Japan’s inflation rate edged further up in September, raising hopes within the government it is winning its war on decades of falling prices. But economists warn the figures are still too weak to call out a victory.
Japan's core consumer price index, excluding food, rose 0.7 percent in September compared with the same month a year ago, posting its fourth monthly gain in succession, the government in Tokyo announced Friday.
With food prices factored in, the index was up 1.1 percent, the latest inflation data showed.
The news about rising inflation in the world's third-largest economy was welcomed by the government of conservative Prime Minister Shinzo Abe. For the past 15 years, Japan has been locked in a deflationary spiral marked by falling prices, lower consumer spending, reduced investment and dropping growth.
Economics Minister Akira Amari likened Tokyo's battle against deflation to climbing the country's highest mountain, Mount Fuji.
“Oxygen is getting thin but we'd like to hold out,” he told a news conference.
Abe's economic policy, also known as Abenomics, has sought to overcome deflation with a mixture of ultra-loose monetary policy and big government spending.

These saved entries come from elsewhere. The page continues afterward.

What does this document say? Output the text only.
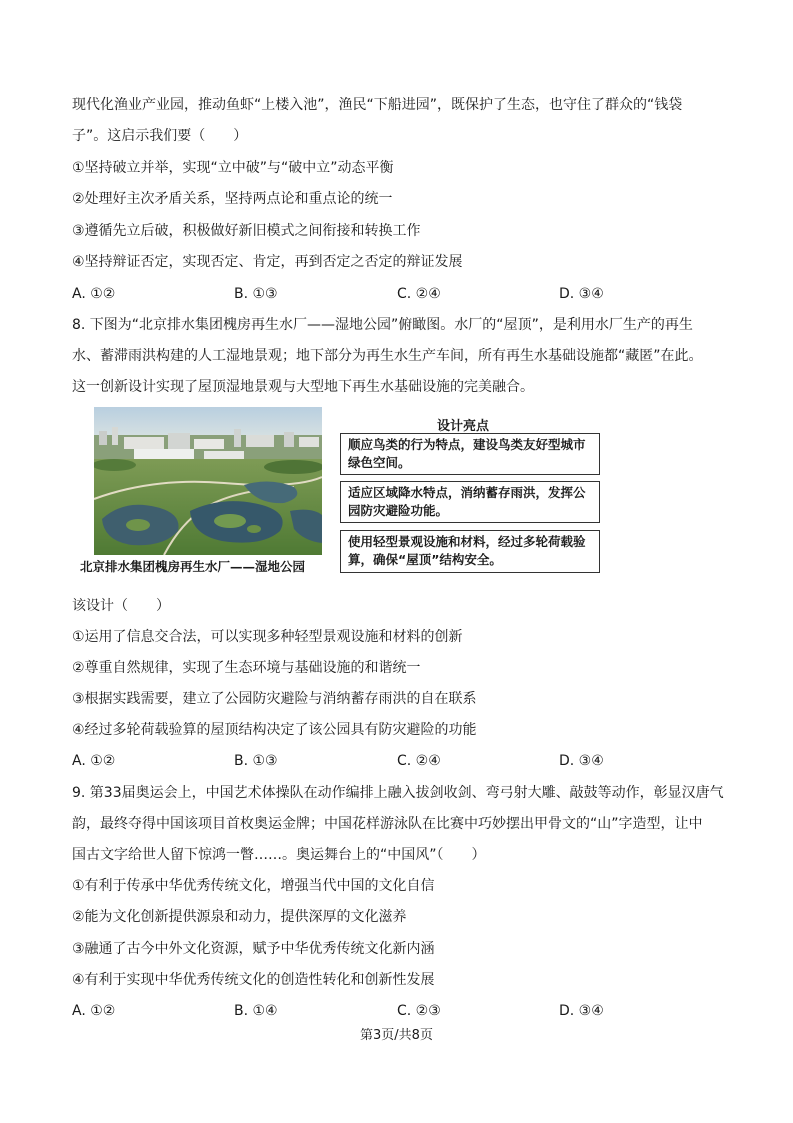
现代化渔业产业园，推动鱼虾“上楼入池”，渔民“下船进园”，既保护了生态，也守住了群众的“钱袋
子”。这启示我们要（　　）
①坚持破立并举，实现“立中破”与“破中立”动态平衡
②处理好主次矛盾关系，坚持两点论和重点论的统一
③遵循先立后破，积极做好新旧模式之间衔接和转换工作
④坚持辩证否定，实现否定、肯定，再到否定之否定的辩证发展
A. ①②	B. ①③	C. ②④	D. ③④
8. 下图为“北京排水集团槐房再生水厂——湿地公园”俯瞰图。水厂的“屋顶”，是利用水厂生产的再生
水、蓄滞雨洪构建的人工湿地景观；地下部分为再生水生产车间，所有再生水基础设施都“藏匿”在此。
这一创新设计实现了屋顶湿地景观与大型地下再生水基础设施的完美融合。
北京排水集团槐房再生水厂——湿地公园
设计亮点
顺应鸟类的行为特点，建设鸟类友好型城市绿色空间。
适应区域降水特点，消纳蓄存雨洪，发挥公园防灾避险功能。
使用轻型景观设施和材料，经过多轮荷载验算，确保“屋顶”结构安全。
该设计（　　）
①运用了信息交合法，可以实现多种轻型景观设施和材料的创新
②尊重自然规律，实现了生态环境与基础设施的和谐统一
③根据实践需要，建立了公园防灾避险与消纳蓄存雨洪的自在联系
④经过多轮荷载验算的屋顶结构决定了该公园具有防灾避险的功能
A. ①②	B. ①③	C. ②④	D. ③④
9. 第33届奥运会上，中国艺术体操队在动作编排上融入拔剑收剑、弯弓射大雕、敲鼓等动作，彰显汉唐气
韵，最终夺得中国该项目首枚奥运金牌；中国花样游泳队在比赛中巧妙摆出甲骨文的“山”字造型，让中
国古文字给世人留下惊鸿一瞥……。奥运舞台上的“中国风”（　　）
①有利于传承中华优秀传统文化，增强当代中国的文化自信
②能为文化创新提供源泉和动力，提供深厚的文化滋养
③融通了古今中外文化资源，赋予中华优秀传统文化新内涵
④有利于实现中华优秀传统文化的创造性转化和创新性发展
A. ①②	B. ①④	C. ②③	D. ③④
第3页/共8页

His efforts appear to be bearing fruit as the economy grew at a rate of 3.8 percent in the first half of 2013, and business confidence hit a five-year high in September.
Reading between the lines
However, inflation in September was mainly driven by higher import prices due to a weaker yen, rather than surging domestic demand as is desired. This is because only a few firms were heeding Abe's call to raise wages while also raising prices as the economy rebounds.
Therefore, economists fear that Japan's Prime Minister might not reach his stated goal of reaching an annual inflation rate of 2 percent in the course of next year. London-based economic research group Capital Economics, for example, issued a downbeat assessment, saying any further increases in inflation should be muted.